Biosynthesis of monoterpenes: Demonstration of a geranyl pyrophosphate:(−)-bornyl pyrophosphate cyclase in soluble enzyme preparations from tansy ( Tanacetum vulgare)

Abstract

Tansy ( Tanacetum vulgare L.) produces an essential oil containing the optically pure monoterpene ketone, (−)-camphor, as a major constituent. A soluble enzyme preparation from immature leaves of this plant converts the acyclic precursor [1- 3H]geranyl pyrophosphate to the bicyclic monoterpene alcohol borneol in the presence of MgCl 2, and oxidizes a portion of the borneol to camphor in the presence of a pyridine nucleotide. The identity of the major biosynthetic product as borneol was confirmed by chemical oxidation to camphor and crystallization of the derived oxime to constant specific radioactivity. The stereochemistry of the borneol was verified as the (−)-(1 S,4 S) isomer by oxidation to camphor, conversion to the corresponding ketal with D-(−)-2,3-butanediol, and separation of diastereoisomers by radio-gas-liquid chromatography.

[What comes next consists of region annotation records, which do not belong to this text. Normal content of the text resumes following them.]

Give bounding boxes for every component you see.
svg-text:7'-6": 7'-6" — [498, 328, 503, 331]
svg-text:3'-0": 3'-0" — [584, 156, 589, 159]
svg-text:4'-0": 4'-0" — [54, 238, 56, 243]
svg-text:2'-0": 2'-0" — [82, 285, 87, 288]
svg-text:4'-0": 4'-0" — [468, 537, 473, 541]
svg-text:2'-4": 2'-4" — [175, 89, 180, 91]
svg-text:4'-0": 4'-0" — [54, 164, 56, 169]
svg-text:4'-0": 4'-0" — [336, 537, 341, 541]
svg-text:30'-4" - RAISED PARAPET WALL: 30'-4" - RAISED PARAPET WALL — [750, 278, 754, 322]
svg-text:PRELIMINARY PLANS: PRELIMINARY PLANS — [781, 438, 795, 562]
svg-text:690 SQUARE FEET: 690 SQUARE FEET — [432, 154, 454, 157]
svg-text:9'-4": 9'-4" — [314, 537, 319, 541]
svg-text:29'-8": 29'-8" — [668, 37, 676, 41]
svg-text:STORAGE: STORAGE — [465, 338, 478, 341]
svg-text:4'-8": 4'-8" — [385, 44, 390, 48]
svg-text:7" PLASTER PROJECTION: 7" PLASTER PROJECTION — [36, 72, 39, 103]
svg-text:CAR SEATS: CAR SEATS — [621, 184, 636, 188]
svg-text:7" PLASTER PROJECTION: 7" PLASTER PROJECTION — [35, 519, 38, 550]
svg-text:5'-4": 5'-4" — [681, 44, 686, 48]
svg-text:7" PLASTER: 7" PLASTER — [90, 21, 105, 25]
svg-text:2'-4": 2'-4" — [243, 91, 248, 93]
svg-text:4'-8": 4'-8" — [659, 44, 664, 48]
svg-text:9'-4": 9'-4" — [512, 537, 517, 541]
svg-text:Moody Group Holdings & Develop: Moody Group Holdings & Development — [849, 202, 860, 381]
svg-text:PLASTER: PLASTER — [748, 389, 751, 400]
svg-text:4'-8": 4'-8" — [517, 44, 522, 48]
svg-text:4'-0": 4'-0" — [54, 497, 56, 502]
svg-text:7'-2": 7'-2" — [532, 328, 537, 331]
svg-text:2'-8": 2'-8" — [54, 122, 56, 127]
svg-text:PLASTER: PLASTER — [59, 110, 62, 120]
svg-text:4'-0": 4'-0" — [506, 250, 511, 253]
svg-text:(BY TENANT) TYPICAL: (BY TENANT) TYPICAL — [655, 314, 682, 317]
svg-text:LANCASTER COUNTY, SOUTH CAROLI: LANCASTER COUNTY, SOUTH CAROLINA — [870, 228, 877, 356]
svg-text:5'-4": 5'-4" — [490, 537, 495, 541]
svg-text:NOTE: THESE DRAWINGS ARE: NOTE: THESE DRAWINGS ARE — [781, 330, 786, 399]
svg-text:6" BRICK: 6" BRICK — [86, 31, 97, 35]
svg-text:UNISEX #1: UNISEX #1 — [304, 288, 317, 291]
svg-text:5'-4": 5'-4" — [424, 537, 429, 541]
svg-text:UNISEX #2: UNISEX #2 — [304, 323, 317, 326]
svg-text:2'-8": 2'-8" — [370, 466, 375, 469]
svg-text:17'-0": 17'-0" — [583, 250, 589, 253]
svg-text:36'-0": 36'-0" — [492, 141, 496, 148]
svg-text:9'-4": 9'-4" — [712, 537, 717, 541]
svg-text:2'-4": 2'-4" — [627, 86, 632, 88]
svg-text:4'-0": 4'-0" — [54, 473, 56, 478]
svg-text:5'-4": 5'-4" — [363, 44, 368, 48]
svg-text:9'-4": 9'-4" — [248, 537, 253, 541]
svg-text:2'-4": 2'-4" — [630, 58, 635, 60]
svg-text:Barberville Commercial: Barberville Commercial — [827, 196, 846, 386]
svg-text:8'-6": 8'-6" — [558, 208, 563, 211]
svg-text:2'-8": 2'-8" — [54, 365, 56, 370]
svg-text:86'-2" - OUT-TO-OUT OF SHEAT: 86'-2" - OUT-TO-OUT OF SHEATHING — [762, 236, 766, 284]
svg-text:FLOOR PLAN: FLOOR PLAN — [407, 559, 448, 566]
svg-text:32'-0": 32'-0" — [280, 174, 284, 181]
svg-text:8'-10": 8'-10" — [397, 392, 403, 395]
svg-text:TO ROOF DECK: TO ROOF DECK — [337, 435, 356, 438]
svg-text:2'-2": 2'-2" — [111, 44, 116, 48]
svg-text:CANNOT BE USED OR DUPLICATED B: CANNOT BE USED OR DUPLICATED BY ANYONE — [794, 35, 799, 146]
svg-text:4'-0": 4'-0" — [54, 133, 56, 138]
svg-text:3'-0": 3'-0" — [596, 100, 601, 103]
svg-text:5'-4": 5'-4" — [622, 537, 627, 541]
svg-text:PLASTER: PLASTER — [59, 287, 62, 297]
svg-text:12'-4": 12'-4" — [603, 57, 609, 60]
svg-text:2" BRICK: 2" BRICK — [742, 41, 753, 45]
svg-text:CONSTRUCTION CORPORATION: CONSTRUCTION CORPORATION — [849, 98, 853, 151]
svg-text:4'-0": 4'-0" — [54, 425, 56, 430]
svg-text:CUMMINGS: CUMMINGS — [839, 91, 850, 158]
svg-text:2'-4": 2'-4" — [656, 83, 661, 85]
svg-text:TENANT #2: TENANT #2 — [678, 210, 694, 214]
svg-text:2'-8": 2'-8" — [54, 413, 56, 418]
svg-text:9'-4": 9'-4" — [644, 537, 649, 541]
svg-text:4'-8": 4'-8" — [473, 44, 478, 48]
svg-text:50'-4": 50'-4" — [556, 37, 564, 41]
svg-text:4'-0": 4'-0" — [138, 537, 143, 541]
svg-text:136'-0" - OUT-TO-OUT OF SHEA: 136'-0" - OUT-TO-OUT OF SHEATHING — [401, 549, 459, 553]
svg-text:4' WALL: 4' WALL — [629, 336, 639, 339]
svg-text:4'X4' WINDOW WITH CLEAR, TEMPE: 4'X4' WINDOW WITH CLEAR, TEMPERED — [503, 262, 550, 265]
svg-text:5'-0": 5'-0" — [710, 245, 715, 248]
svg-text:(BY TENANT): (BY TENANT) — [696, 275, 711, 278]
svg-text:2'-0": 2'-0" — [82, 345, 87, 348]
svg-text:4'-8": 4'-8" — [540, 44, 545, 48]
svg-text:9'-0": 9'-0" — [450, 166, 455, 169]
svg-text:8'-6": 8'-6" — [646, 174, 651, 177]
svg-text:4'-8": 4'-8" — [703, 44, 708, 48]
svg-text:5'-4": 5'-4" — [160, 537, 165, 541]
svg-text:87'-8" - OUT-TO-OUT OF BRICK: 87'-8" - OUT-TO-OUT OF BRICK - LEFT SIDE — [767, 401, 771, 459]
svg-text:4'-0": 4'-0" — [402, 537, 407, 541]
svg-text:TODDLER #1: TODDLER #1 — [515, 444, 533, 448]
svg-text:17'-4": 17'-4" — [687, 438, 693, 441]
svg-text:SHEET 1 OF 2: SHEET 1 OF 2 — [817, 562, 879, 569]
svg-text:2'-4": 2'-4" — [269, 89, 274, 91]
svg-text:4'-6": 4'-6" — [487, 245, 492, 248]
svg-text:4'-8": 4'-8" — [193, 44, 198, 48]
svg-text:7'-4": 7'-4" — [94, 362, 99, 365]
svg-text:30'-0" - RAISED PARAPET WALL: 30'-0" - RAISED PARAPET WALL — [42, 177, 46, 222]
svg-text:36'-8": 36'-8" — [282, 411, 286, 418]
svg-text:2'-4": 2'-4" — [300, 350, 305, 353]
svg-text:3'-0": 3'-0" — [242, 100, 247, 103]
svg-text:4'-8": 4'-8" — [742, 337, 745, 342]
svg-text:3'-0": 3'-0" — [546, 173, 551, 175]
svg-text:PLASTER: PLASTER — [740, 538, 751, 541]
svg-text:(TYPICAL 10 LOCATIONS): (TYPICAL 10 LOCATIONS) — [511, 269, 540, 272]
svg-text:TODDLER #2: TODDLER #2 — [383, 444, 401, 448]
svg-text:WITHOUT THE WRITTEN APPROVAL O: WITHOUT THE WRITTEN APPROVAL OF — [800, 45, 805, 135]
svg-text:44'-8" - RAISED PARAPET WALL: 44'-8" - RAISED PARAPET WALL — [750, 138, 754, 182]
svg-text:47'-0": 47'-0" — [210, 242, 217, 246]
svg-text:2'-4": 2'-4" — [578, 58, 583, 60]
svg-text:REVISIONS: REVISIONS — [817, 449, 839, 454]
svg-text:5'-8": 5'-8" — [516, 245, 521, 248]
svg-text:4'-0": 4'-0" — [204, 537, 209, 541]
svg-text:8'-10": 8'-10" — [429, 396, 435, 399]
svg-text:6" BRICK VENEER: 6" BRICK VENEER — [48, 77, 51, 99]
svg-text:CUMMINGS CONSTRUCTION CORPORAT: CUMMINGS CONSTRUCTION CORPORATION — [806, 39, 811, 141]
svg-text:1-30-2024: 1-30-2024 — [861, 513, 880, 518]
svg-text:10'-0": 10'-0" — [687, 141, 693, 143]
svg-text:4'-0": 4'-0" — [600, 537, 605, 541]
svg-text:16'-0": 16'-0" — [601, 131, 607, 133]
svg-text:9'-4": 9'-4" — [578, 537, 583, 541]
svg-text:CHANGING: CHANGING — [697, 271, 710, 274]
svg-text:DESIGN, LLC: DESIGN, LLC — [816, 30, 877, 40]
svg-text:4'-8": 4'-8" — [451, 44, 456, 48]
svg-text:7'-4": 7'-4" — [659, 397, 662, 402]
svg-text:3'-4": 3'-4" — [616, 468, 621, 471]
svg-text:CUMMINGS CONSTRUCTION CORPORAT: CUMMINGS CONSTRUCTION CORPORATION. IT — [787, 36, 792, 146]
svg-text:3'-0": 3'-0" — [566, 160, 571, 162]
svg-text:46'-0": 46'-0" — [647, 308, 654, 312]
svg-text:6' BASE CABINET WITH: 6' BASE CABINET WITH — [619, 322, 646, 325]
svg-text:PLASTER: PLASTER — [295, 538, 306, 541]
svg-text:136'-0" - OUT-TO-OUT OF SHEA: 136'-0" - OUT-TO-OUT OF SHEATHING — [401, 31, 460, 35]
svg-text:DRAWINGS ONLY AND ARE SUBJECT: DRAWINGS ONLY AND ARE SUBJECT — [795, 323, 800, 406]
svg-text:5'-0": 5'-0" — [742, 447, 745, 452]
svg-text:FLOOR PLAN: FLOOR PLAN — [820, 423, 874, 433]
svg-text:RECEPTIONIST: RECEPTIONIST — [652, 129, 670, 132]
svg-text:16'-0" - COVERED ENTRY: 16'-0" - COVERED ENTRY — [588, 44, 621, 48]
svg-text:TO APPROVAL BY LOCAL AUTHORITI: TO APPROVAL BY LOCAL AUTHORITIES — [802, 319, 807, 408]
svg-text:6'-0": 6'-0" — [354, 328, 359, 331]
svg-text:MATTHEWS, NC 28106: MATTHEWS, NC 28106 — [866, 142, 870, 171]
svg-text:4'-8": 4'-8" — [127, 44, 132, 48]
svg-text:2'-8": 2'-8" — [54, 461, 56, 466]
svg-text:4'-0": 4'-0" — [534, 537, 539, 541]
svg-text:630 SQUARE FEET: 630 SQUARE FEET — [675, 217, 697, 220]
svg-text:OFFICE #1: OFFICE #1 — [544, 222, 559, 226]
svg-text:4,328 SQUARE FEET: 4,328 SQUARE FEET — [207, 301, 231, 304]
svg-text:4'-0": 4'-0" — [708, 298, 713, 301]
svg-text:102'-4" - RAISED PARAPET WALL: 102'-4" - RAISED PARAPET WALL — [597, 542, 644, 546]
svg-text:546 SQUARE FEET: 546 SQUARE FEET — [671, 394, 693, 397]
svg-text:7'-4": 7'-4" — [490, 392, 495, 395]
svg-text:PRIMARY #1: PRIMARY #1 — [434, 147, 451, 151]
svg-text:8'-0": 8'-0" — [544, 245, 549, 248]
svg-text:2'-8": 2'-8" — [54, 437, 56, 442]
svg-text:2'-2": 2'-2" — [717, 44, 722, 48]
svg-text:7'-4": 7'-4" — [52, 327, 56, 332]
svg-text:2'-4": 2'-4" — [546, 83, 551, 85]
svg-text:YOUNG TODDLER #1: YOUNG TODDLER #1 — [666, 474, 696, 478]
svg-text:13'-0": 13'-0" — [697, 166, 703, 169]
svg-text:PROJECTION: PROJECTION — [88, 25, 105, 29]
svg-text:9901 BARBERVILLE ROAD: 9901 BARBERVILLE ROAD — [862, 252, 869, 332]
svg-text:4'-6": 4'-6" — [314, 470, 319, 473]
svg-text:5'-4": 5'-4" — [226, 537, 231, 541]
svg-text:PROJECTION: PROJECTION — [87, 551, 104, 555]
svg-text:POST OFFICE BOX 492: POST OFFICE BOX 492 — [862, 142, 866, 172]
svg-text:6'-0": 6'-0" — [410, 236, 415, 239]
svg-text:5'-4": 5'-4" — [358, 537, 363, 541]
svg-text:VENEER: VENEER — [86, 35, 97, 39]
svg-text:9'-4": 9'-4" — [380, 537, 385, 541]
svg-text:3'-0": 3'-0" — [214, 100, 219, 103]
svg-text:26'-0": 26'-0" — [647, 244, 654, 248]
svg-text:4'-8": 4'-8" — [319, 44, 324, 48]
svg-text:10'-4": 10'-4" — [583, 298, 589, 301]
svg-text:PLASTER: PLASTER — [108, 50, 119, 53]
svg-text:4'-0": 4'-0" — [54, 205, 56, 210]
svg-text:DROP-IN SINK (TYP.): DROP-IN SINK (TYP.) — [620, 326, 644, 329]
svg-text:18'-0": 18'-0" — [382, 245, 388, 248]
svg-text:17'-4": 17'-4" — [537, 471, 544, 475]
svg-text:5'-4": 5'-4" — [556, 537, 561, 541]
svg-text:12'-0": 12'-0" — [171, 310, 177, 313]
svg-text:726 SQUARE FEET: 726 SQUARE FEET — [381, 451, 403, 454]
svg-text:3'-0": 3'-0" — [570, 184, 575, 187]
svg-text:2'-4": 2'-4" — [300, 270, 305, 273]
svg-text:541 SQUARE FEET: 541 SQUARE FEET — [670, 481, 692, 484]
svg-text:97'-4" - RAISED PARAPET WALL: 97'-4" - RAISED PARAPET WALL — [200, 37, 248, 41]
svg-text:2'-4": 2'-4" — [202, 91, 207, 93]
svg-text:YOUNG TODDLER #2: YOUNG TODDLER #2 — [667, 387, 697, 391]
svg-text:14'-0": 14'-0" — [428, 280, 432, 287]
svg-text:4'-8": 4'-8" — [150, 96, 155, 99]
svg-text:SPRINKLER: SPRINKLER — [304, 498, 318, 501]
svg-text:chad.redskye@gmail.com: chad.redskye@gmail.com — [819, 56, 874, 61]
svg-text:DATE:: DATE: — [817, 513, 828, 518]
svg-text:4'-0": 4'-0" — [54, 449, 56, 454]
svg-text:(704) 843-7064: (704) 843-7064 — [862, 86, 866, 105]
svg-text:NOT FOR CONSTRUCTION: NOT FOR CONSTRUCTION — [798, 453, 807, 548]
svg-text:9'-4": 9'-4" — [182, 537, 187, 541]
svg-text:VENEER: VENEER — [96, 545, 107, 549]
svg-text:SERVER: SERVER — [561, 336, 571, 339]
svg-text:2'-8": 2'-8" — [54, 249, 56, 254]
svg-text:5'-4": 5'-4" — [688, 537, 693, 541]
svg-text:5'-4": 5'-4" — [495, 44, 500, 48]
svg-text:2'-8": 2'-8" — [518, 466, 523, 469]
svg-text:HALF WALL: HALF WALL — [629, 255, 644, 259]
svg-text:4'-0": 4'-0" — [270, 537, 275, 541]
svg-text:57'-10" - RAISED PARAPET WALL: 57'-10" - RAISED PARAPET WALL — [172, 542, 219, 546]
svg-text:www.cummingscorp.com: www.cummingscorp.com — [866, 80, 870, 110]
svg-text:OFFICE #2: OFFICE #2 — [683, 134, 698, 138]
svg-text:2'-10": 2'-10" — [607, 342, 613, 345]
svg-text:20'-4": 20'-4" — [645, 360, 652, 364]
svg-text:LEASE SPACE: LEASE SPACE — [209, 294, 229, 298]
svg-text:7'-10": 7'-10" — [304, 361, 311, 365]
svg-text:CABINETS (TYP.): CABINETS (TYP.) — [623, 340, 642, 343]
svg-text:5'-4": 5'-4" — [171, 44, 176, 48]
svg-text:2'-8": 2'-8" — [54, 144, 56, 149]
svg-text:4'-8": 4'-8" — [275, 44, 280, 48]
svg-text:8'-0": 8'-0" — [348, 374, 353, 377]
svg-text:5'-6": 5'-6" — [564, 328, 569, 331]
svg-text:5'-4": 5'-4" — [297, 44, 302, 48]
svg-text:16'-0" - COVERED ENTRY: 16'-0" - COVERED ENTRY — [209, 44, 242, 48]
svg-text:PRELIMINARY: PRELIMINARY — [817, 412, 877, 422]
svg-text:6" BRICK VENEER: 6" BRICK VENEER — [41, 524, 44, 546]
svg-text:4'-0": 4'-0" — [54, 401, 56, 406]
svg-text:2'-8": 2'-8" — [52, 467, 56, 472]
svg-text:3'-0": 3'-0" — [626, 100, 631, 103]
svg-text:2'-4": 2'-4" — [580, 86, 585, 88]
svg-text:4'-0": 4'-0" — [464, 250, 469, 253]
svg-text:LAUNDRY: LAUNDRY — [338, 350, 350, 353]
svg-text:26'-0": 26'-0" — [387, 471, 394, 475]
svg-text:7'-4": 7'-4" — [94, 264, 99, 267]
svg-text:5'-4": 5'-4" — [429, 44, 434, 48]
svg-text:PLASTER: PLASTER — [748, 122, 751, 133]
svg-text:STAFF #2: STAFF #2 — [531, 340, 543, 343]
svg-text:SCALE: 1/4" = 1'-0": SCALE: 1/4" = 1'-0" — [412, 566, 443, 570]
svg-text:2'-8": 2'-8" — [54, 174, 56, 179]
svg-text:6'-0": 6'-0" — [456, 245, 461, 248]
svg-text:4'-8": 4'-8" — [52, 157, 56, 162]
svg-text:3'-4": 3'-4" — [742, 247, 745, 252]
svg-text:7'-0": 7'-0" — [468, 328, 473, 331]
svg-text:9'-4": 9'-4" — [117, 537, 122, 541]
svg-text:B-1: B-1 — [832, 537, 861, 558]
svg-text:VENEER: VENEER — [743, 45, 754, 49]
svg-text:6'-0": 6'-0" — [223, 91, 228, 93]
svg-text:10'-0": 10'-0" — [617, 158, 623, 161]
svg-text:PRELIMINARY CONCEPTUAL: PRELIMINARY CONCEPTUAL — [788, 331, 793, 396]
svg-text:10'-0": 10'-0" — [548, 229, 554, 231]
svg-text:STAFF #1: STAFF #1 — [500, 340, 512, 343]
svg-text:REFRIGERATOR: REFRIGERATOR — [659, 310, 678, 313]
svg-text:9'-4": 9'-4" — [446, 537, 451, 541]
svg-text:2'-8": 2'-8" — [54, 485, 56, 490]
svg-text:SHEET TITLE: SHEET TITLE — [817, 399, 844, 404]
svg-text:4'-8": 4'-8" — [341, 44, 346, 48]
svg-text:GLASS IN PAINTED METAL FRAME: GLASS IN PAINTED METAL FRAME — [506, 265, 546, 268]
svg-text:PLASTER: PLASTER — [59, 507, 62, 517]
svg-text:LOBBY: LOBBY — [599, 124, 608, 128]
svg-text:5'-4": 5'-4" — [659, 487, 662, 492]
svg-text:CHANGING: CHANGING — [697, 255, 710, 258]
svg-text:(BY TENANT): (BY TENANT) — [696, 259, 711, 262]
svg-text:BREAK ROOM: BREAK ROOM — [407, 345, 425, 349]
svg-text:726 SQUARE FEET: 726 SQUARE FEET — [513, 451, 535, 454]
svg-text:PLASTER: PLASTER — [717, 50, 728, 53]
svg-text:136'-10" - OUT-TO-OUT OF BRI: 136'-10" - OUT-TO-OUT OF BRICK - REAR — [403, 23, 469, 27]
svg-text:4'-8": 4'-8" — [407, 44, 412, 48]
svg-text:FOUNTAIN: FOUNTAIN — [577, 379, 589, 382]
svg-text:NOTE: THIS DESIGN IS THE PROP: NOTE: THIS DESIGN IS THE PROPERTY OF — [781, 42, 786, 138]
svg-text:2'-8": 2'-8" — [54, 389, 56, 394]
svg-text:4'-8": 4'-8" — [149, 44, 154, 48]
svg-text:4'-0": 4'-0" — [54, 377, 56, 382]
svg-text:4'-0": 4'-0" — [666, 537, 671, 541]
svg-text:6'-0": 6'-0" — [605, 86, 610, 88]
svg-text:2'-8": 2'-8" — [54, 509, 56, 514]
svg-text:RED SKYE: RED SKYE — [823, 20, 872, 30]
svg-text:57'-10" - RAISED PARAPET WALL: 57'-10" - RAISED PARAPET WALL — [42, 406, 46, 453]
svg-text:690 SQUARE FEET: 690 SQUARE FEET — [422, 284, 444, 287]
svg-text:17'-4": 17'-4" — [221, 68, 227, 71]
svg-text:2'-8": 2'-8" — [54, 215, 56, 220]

When enzyme reaction mixtures were treated with a mixture of acid phosphatase and apyrase, following an initial ether extraction of labeled borneol, additional quantities of borneol were generated, indicating the presence of a phosphorylated derivative of borneol. This water-soluble metabolite was prepared by large-scale enzyme incubations with [1- 3H]geranyl pyrophosphate (plus phosphatase inhibitor), and the identity of the initial cyclization product was established as (−)-bornyl pyrophosphate by direct ion-exchange chromatographic analysis and enzymatic hydrolysis. The pathway for the formation of (−)-(1 S,4 S)-camphor was therefore identical to that previously demonstrated for the (+)-(1 R,4 R) isomer, involving cyclization of geranyl pyrophosphate to bornyl pyrophosphate, hydrolysis of this intermediate to borneol, and oxidation of the alcohol to the ketone. The labeling pattern of the product derived from [1- 3H 2, U- 14C]geranyl pyrophosphate was determined by oxidation of the biosynthetic borneol to camphor and selective removal of tritium by exchange of the α hydrogens at C3 of the ketone. This labeling pattern was identical to that observed previously for the (+) isomer, suggesting the same mechanism of cyclization, but of opposite enantiospecificity. Some properties of the antipodal (+)- and (−)-bornyl pyrophosphate cyclases were compared.